Голос Робина сменил инструмент.
— Здесь я откладываю в сторонку все дурачество. Как Бербедж свою корону: сотни раз. Хитроумие сидит во мне и изучает: но не действует. — Тем не менее его лице спорило с собой, плохо подходило — мужчине, женщине, призраку? То, от чего он не мог избавиться.
— А вот рассказ новее. Это было той зимой, когда сам «Глобус» был новым; они играли для королевы в Ричмонде. Я, тогда еще актер «Занавеса», ждал милорда Оксфорда на рождественскую пьесу...
— Слышал.
— В Хакни.
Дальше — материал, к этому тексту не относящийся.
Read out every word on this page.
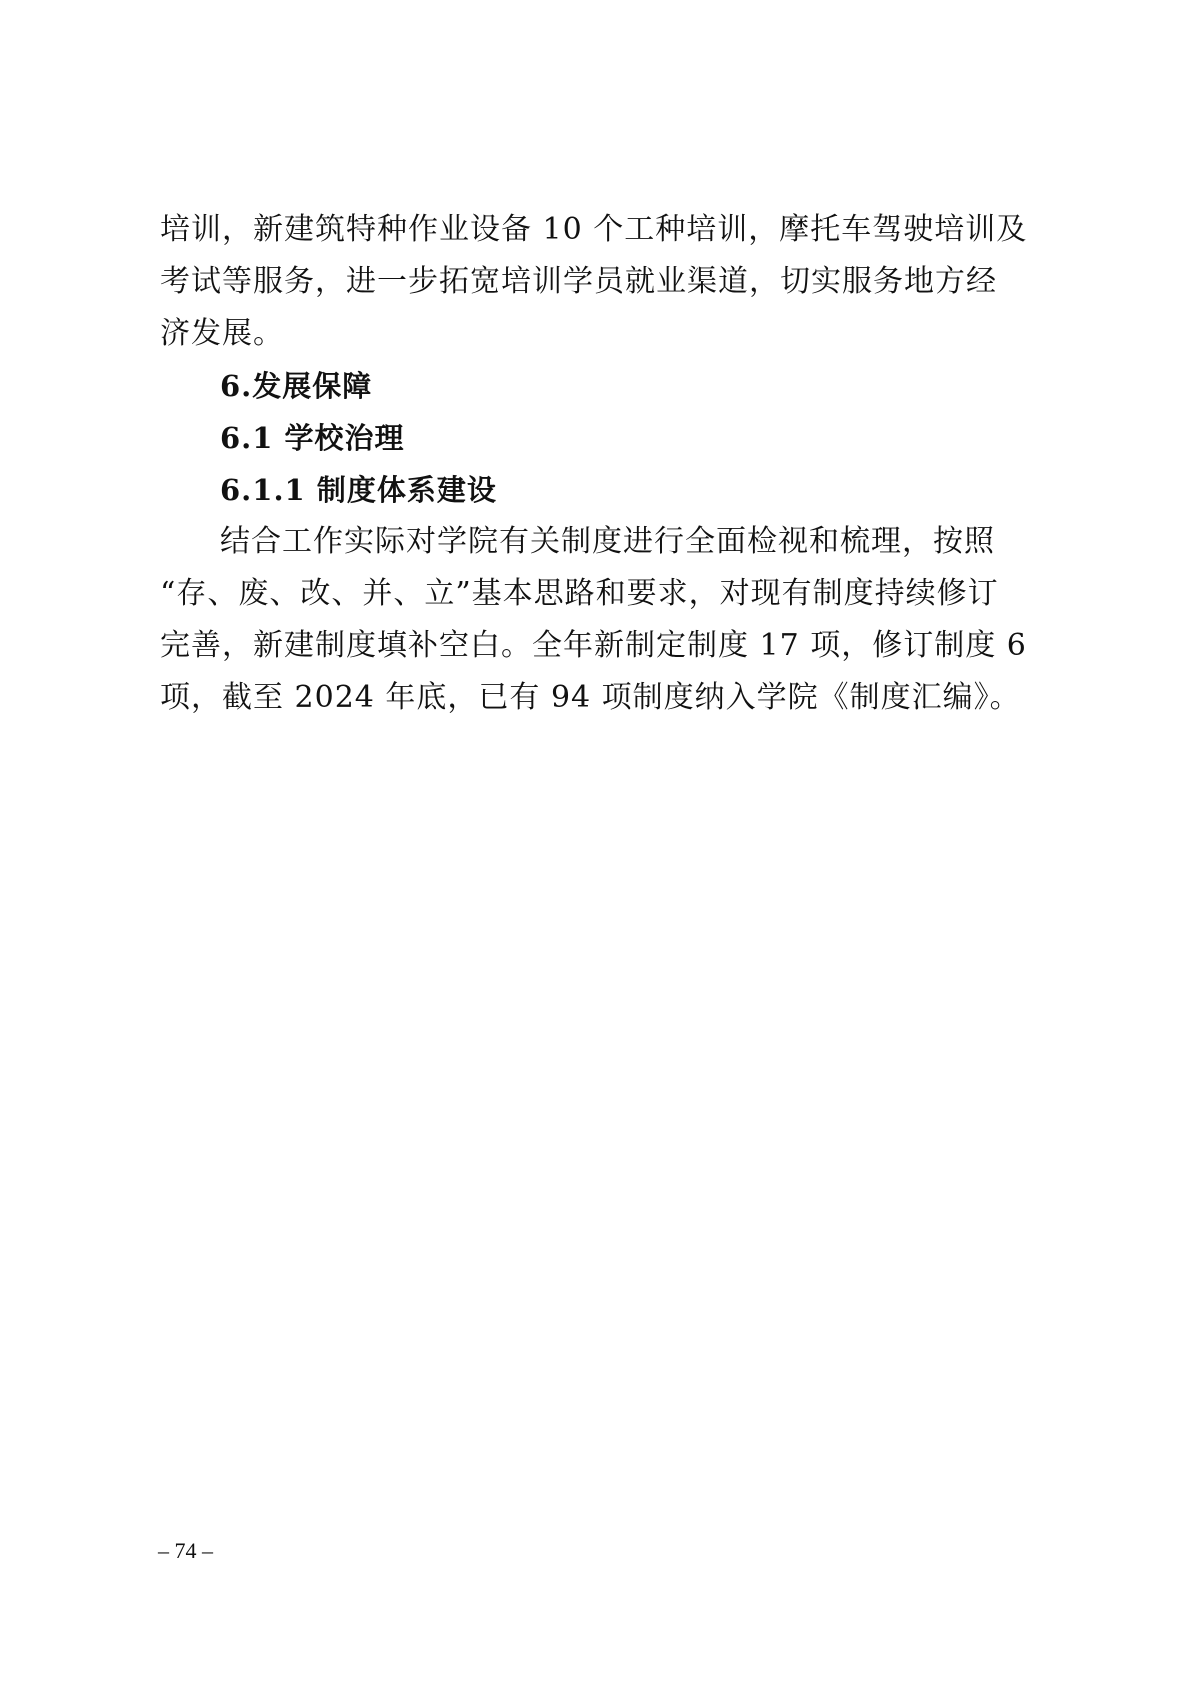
培训，新建筑特种作业设备 10 个工种培训，摩托车驾驶培训及
考试等服务，进一步拓宽培训学员就业渠道，切实服务地方经
济发展。
6.发展保障
6.1 学校治理
6.1.1 制度体系建设
结合工作实际对学院有关制度进行全面检视和梳理，按照
“存、废、改、并、立”基本思路和要求，对现有制度持续修订
完善，新建制度填补空白。全年新制定制度 17 项，修订制度 6
项，截至 2024 年底，已有 94 项制度纳入学院《制度汇编》。
– 74 –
Это было его собственное произведение, незапятнанное дыханием простолюдинов. И хорошо: иначе эти простолюдины издевались бы над ней полпути до луны. Ее бы встретил дождь из старых селедок и гнилых апельсинов, град орехов и яиц. Рядом с ним были только мальчики.
Кулак Бена негромко ударил по столу.
— Недостойный того стола, я прятался в буфетной...
— Ubique nullibique.
— …как тарелка для банкета, чтобы быть поданным на десерт для дурачества. И провел весь пир между мармеладом из айвы и болтовней.
— Нет никого честнее тебя. О великолепный старый крот.
— Слуги его боятся. Избегают его взгляда, чтобы он не выбрал их: у него странные вкусы. И надо сгибаться: иначе кнут и дорога.